The sales staff is trained to talk up accessories and to explain their value and benefits. He bills the predelivery installation work to his dealership and expects to make between $700,000 and $1 million from it this year, he says. Thanks to the vehicle enhancements, his dealership shows an 8.8 percent net profit as a percentage of sales -- compared with other dealers in his area running at 3 percent or less, he says, referring to competitive data he receives.
"You can't rely on the factory to do this work for you," he says. "And you shouldn't let the aftermarket shops do it. Send somebody down the street to get the wheels they want, and that's where they'll go to get their repair work done. And pretty soon, the customer will be getting his oil changed there, too."
Capturing the business is an ongoing chore for the traditional auto industry, both factory and franchised dealer. One reason, says Peter MacGillivray, vice president of the Specialty Equipment Market Association, is that it requires quick responses to trends.
"It's the fashion business," MacGillivray says. "And just like fashions in clothes, vehicle accessory fashion changes rapidly and unpredictably."
MacGillivray adds: "We want more car dealers involved in accessories. That would be good for our members. But it's not so easy.
"Dealers really need to have designated accessory people, and lately, given the economy and the efforts by retailers to control costs, it's just one of those things that a lot of them have let slide."

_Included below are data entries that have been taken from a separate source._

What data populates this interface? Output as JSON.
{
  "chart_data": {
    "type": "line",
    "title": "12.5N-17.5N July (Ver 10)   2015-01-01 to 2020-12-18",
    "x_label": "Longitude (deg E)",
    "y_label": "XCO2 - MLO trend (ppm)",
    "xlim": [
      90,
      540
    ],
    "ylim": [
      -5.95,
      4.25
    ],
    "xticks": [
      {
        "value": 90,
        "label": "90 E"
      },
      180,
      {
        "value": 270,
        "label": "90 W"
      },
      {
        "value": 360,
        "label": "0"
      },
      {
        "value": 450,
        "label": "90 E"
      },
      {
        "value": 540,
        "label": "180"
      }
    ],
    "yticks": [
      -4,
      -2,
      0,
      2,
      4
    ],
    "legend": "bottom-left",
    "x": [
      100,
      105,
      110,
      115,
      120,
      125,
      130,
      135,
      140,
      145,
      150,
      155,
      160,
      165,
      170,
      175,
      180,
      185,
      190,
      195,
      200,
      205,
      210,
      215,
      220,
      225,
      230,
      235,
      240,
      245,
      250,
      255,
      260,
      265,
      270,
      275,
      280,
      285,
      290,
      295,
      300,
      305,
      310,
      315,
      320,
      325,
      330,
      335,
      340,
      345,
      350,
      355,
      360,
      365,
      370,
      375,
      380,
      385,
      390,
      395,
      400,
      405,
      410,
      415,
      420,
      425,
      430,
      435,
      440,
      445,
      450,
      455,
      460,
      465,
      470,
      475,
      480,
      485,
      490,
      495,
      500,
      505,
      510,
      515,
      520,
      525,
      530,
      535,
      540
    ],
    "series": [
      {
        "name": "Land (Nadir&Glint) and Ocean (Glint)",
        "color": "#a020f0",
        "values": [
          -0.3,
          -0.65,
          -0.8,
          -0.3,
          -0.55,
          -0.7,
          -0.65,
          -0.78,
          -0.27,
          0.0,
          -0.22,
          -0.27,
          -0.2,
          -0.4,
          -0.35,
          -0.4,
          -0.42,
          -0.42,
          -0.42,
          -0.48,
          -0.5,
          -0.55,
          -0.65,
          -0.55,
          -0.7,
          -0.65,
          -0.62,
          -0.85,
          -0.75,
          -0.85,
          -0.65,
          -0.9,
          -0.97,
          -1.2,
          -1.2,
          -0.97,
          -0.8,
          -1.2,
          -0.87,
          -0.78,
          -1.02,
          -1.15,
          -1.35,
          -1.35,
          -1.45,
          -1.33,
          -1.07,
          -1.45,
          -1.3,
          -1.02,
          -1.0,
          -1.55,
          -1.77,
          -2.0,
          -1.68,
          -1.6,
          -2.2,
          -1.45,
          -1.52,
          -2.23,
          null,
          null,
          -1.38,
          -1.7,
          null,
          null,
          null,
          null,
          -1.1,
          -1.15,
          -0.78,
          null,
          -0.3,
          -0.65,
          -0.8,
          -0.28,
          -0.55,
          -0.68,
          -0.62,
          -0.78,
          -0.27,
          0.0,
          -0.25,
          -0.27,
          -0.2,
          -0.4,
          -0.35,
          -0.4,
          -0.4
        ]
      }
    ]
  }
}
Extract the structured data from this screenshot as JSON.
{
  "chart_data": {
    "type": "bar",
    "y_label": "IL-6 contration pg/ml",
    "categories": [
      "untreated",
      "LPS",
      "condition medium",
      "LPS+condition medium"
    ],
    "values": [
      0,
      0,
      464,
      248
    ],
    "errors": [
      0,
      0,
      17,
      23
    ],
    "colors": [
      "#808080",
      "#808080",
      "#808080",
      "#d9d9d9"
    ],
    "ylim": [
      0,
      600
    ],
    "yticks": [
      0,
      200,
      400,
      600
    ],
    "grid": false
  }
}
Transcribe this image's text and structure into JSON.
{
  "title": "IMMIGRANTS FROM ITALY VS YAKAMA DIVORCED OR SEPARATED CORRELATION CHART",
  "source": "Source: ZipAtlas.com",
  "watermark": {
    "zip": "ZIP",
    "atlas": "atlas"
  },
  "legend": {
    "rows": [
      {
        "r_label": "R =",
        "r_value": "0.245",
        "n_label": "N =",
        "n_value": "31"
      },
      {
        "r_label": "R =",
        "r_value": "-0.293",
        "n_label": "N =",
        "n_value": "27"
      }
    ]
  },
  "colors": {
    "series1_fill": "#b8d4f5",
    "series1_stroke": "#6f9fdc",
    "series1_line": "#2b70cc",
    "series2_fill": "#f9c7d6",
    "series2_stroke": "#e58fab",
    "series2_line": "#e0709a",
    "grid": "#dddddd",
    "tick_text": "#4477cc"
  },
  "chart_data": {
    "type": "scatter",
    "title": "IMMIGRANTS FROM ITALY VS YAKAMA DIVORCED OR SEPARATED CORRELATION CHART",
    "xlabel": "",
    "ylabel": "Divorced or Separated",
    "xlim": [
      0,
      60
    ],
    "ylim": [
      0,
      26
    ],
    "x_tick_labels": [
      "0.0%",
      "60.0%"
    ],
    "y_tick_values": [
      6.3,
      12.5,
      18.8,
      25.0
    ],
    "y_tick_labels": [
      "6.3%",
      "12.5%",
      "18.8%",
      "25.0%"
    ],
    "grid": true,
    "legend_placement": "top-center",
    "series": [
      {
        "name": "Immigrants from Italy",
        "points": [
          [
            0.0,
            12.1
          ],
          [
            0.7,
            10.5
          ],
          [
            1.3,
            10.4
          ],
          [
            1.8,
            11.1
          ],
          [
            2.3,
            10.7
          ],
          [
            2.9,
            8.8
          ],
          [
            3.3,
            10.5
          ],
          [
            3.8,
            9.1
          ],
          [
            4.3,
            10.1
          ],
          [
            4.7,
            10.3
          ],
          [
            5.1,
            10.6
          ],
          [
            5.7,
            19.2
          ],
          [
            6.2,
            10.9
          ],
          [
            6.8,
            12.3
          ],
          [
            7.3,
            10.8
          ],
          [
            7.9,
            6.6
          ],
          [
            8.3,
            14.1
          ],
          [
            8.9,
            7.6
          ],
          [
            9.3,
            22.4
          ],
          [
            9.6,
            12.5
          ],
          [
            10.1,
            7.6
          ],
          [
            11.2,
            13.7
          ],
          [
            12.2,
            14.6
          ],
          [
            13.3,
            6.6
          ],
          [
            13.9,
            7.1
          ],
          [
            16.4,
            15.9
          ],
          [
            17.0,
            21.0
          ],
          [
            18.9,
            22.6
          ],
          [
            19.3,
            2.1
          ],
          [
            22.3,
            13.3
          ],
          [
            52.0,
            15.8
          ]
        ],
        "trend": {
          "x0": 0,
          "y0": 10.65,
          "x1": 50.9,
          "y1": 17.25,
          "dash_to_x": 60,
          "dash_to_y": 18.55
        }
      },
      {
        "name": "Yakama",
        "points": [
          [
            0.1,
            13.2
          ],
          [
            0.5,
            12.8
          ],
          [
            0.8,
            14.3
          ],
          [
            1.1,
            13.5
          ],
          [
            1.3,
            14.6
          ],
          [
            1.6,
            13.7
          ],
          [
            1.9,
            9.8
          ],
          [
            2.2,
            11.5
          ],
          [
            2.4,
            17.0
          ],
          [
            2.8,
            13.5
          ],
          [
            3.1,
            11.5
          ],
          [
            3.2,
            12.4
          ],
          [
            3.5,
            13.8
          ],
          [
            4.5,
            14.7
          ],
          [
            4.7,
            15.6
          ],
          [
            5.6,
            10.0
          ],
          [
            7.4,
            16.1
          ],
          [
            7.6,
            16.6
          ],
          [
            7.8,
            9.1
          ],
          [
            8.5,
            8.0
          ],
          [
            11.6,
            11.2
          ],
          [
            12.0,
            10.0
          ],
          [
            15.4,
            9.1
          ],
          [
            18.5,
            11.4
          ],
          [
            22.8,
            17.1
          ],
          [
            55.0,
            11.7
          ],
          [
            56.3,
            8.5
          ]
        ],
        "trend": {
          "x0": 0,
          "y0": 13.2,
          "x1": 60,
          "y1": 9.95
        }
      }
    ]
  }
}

SEMA, a trade group representing 6,000 aftermarket manufacturers and retailers, is trying to make it easier for car dealers to participate in its massive annual show. SEMA has expanded its "Dealer Day" to a week, and now hosts seminars and special presentations for dealers.
SEMA is also stepping up efforts to get automakers to provide it with specs for future models. The goal is that aftermarket accessories can be ready when a new model reaches showrooms, helping dealers promote model-specific accessories.
But like much else in the accessory trade, the idea is getting a mixed reception. Some automakers have eagerly embraced the concept, MacGillivray notes. Some are still thinking it over.